Chez InfoVaticana, nous avons été très clairs —et très critiques— à propos de l’épisode de Robert Prevost en tant qu’évêque de Chiclayo. Sa gestion de l’affaire Lute à Chiclayo nous a semblé un manuel de ce qu’il ne faut pas faire : regarder ailleurs, mélanger prescription civile et canonique et finir par transmettre aux victimes que l’Église n’avait ni les moyens ni la volonté d’enquêter. Et nous le disons toujours : c’était une négligence criante. Ce n’est pas la fin du monde, mais c’est ce que c’était.

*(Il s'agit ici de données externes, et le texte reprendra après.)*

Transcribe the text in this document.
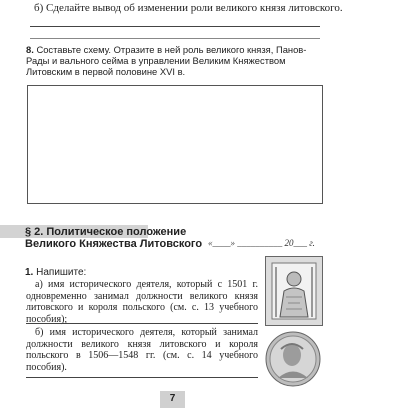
б) Сделайте вывод об изменении роли великого князя литовского.
8. Составьте схему. Отразите в ней роль великого князя, Панов-Рады и вального сейма в управлении Великим Княжеством Литовским в первой половине XVI в.
§ 2. Политическое положение Великого Княжества Литовского «____» __________ 20___ г.
1. Напишите:
а) имя исторического деятеля, который с 1501 г. одновременно занимал должности великого князя литовского и короля польского (см. с. 13 учебного пособия);
б) имя исторического деятеля, который занимал должности великого князя литовского и короля польского в 1506—1548 гг. (см. с. 14 учебного пособия).
7
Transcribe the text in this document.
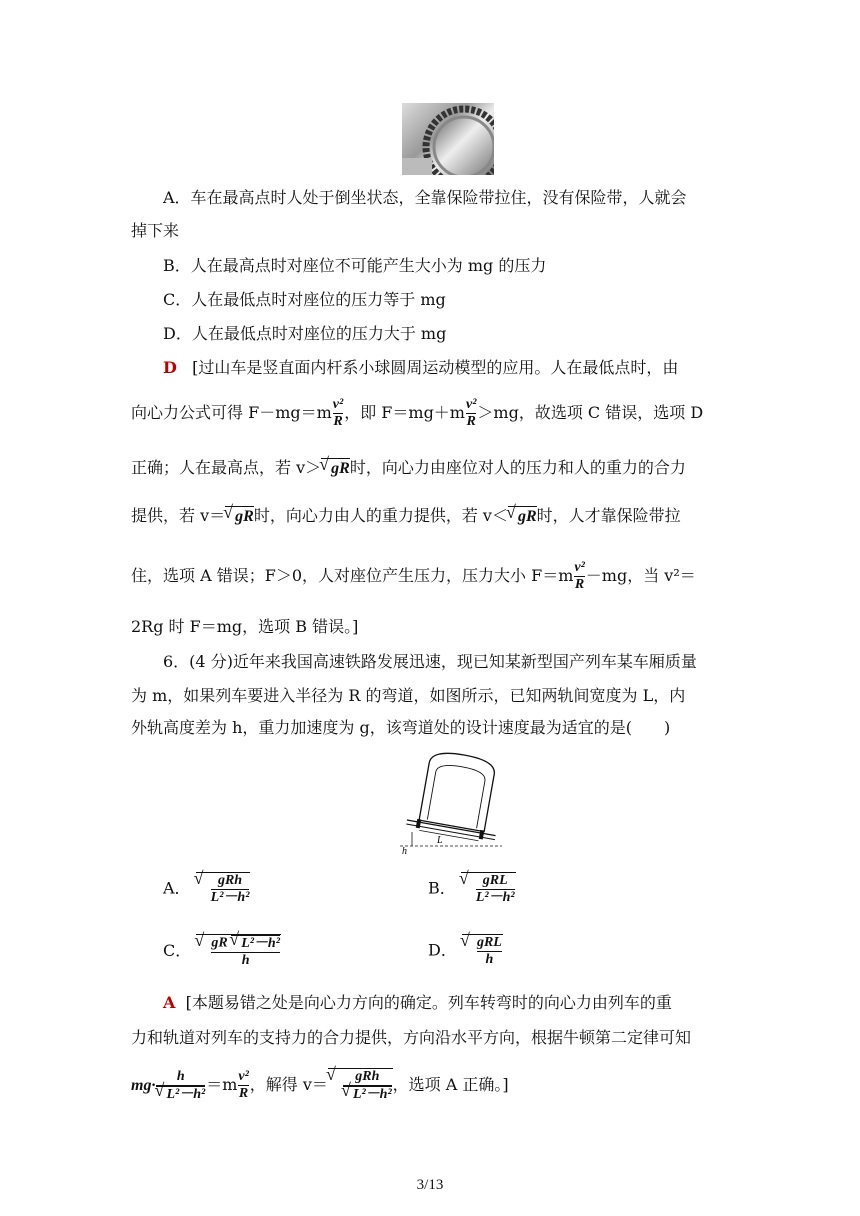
A．车在最高点时人处于倒坐状态，全靠保险带拉住，没有保险带，人就会
掉下来
B．人在最高点时对座位不可能产生大小为 mg 的压力
C．人在最低点时对座位的压力等于 mg
D．人在最低点时对座位的压力大于 mg
D [过山车是竖直面内杆系小球圆周运动模型的应用。人在最低点时，由
向心力公式可得 $F-mg=m \frac{\text{v²}}{R}$ ，即 $F=mg+m \frac{\text{v²}}{R} >mg$，故选项 C 错误，选项 D
正确；人在最高点，若 v＞ √ gR时，向心力由座位对人的压力和人的重力的合力
提供，若 v＝ √ gR时，向心力由人的重力提供，若 v＜ √ gR时，人才靠保险带拉
住，选项 A 错误；F＞0，人对座位产生压力，压力大小 $F=m \frac{\text{v²}}{R} -mg$，当 v²＝
2Rg 时 F＝mg，选项 B 错误。]
6．(4 分)近年来我国高速铁路发展迅速，现已知某新型国产列车某车厢质量
为 m，如果列车要进入半径为 R 的弯道，如图所示，已知两轨间宽度为 L，内
外轨高度差为 h，重力加速度为 g，该弯道处的设计速度最为适宜的是(　　)
L
h
A． √ $\frac{\text{gRh}}{\text{L²－h²}}$	B． √ $\frac{\text{gRL}}{\text{L²－h²}}$
C． √ $\frac{\text{gR √ L²－h²}}{h}$	D． √ $\frac{\text{gRL}}{h}$
A [本题易错之处是向心力方向的确定。列车转弯时的向心力由列车的重
力和轨道对列车的支持力的合力提供，方向沿水平方向，根据牛顿第二定律可知
mg· h
√ $L^2-h^2 =m \frac{\text{v²}}{R}$ ，解得 v＝ √ gRh
√ L²－h² ，选项 A 正确。]
3/13
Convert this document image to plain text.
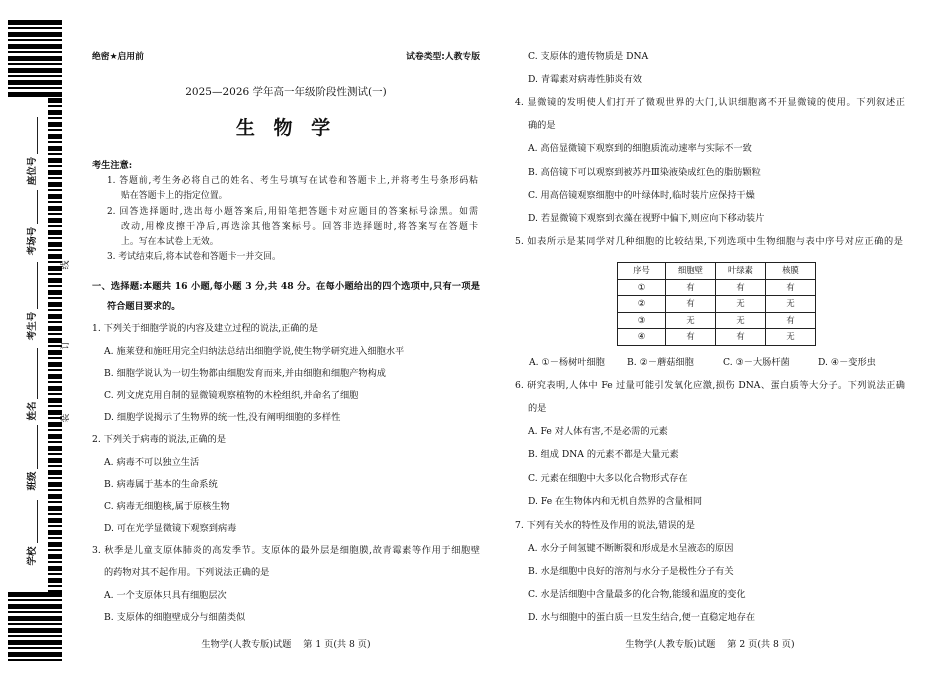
座位号
考场号
考生号
姓名
班级
学校
线
订
装
绝密★启用前	试卷类型:人教专版
2025—2026 学年高一年级阶段性测试(一)
生 物 学
考生注意:
1. 答题前,考生务必将自己的姓名、考生号填写在试卷和答题卡上,并将考生号条形码粘
贴在答题卡上的指定位置。
2. 回答选择题时,选出每小题答案后,用铅笔把答题卡对应题目的答案标号涂黑。如需
改动,用橡皮擦干净后,再选涂其他答案标号。回答非选择题时,将答案写在答题卡
上。写在本试卷上无效。
3. 考试结束后,将本试卷和答题卡一并交回。
一、选择题:本题共 16 小题,每小题 3 分,共 48 分。在每小题给出的四个选项中,只有一项是
符合题目要求的。
1. 下列关于细胞学说的内容及建立过程的说法,正确的是
A. 施莱登和施旺用完全归纳法总结出细胞学说,使生物学研究进入细胞水平
B. 细胞学说认为一切生物都由细胞发育而来,并由细胞和细胞产物构成
C. 列文虎克用自制的显微镜观察植物的木栓组织,并命名了细胞
D. 细胞学说揭示了生物界的统一性,没有阐明细胞的多样性
2. 下列关于病毒的说法,正确的是
A. 病毒不可以独立生活
B. 病毒属于基本的生命系统
C. 病毒无细胞核,属于原核生物
D. 可在光学显微镜下观察到病毒
3. 秋季是儿童支原体肺炎的高发季节。支原体的最外层是细胞膜,故青霉素等作用于细胞壁
的药物对其不起作用。下列说法正确的是
A. 一个支原体只具有细胞层次
B. 支原体的细胞壁成分与细菌类似
生物学(人教专版)试题 第 1 页(共 8 页)
C. 支原体的遗传物质是 DNA
D. 青霉素对病毒性肺炎有效
4. 显微镜的发明使人们打开了微观世界的大门,认识细胞离不开显微镜的使用。下列叙述正
确的是
A. 高倍显微镜下观察到的细胞质流动速率与实际不一致
B. 高倍镜下可以观察到被苏丹Ⅲ染液染成红色的脂肪颗粒
C. 用高倍镜观察细胞中的叶绿体时,临时装片应保持干燥
D. 若显微镜下观察到衣藻在视野中偏下,则应向下移动装片
5. 如表所示是某同学对几种细胞的比较结果,下列选项中生物细胞与表中序号对应正确的是
序号	细胞壁	叶绿素	核膜
①	有	有	有
②	有	无	无
③	无	无	有
④	有	有	无
A. ①－杨树叶细胞 B. ②－蘑菇细胞	C. ③－大肠杆菌	D. ④－变形虫
6. 研究表明,人体中 Fe 过量可能引发氧化应激,损伤 DNA、蛋白质等大分子。下列说法正确
的是
A. Fe 对人体有害,不是必需的元素
B. 组成 DNA 的元素不都是大量元素
C. 元素在细胞中大多以化合物形式存在
D. Fe 在生物体内和无机自然界的含量相同
7. 下列有关水的特性及作用的说法,错误的是
A. 水分子间氢键不断断裂和形成是水呈液态的原因
B. 水是细胞中良好的溶剂与水分子是极性分子有关
C. 水是活细胞中含量最多的化合物,能缓和温度的变化
D. 水与细胞中的蛋白质一旦发生结合,便一直稳定地存在
生物学(人教专版)试题 第 2 页(共 8 页)
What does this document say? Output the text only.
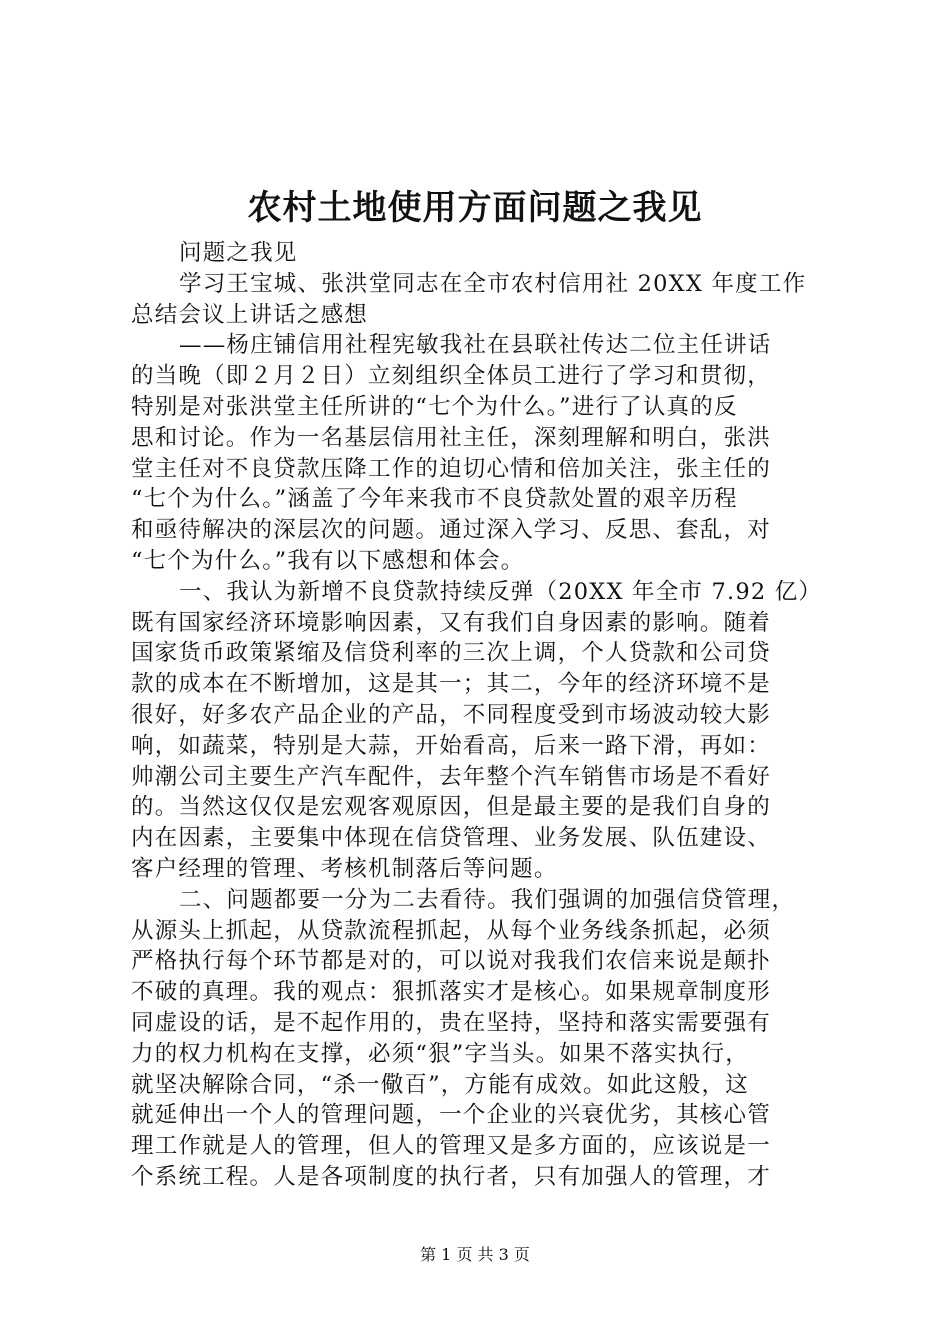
农村土地使用方面问题之我见
问题之我见
学习王宝城、张洪堂同志在全市农村信用社 20XX 年度工作
总结会议上讲话之感想
——杨庄铺信用社程宪敏我社在县联社传达二位主任讲话
的当晚（即２月２日）立刻组织全体员工进行了学习和贯彻，
特别是对张洪堂主任所讲的“七个为什么。”进行了认真的反
思和讨论。作为一名基层信用社主任，深刻理解和明白，张洪
堂主任对不良贷款压降工作的迫切心情和倍加关注，张主任的
“七个为什么。”涵盖了今年来我市不良贷款处置的艰辛历程
和亟待解决的深层次的问题。通过深入学习、反思、套乱，对
“七个为什么。”我有以下感想和体会。
一、我认为新增不良贷款持续反弹（20XX 年全市 7.92 亿）
既有国家经济环境影响因素，又有我们自身因素的影响。随着
国家货币政策紧缩及信贷利率的三次上调，个人贷款和公司贷
款的成本在不断增加，这是其一；其二，今年的经济环境不是
很好，好多农产品企业的产品，不同程度受到市场波动较大影
响，如蔬菜，特别是大蒜，开始看高，后来一路下滑，再如：
帅潮公司主要生产汽车配件，去年整个汽车销售市场是不看好
的。当然这仅仅是宏观客观原因，但是最主要的是我们自身的
内在因素，主要集中体现在信贷管理、业务发展、队伍建设、
客户经理的管理、考核机制落后等问题。
二、问题都要一分为二去看待。我们强调的加强信贷管理，
从源头上抓起，从贷款流程抓起，从每个业务线条抓起，必须
严格执行每个环节都是对的，可以说对我我们农信来说是颠扑
不破的真理。我的观点：狠抓落实才是核心。如果规章制度形
同虚设的话，是不起作用的，贵在坚持，坚持和落实需要强有
力的权力机构在支撑，必须“狠”字当头。如果不落实执行，
就坚决解除合同，“杀一儆百”，方能有成效。如此这般，这
就延伸出一个人的管理问题，一个企业的兴衰优劣，其核心管
理工作就是人的管理，但人的管理又是多方面的，应该说是一
个系统工程。人是各项制度的执行者，只有加强人的管理，才
第 1 页 共 3 页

Mais aujourd’hui, Léon XIV a devant lui une occasion en or. Le présumé pédéraste Eleuterio Vásquez, alias Lute, a demandé la dispense de l’état clérical comme on demande un sauf-conduit pour échapper au jugement. Si le Pape accorde cette grâce, l’affaire se clôturera de manière fallacieuse : sans sentence, sans vérité, sans réparation. Un coup de maître pour l’abuseur et un coup mortel à la crédibilité de l’Église.
L’alternative est simple et lumineuse : refuser la dispense et ordonner toutes les diligences d’enquête qui n’ont pas été faites en son temps, comme l’exige un processus canonique avec toutes les garanties. Il ne s’agit pas de vengeance, il s’agit de justice. Un jugement sérieux, avec des témoignages recueillis en acte, avec transparence envers les victimes et avec la clarté que le Droit Canonique exige.
C’est ici que Léon XIV peut démontrer si son pontificat va être un autre chapitre de l’occultation institutionnelle, ou le début d’une véritable purification. Parce qu’accepter le piège de Lute reviendrait à dire que dans l’Église, il suffit de demander la démission pour se soustraire à toute responsabilité. Et cela serait dévastateur, non seulement pour les victimes, mais pour tout le Peuple de Dieu.
Personne ne demande au Pape des miracles impossibles : seulement qu’il tienne ce qu’il a tant de fois dit en public, que les victimes doivent être écoutées et crues.
Le dilemme est clair : soit Léon ouvre la porte de derrière au pédéraste Lute, soit il devient le Pape qui a eu le courage de le juger.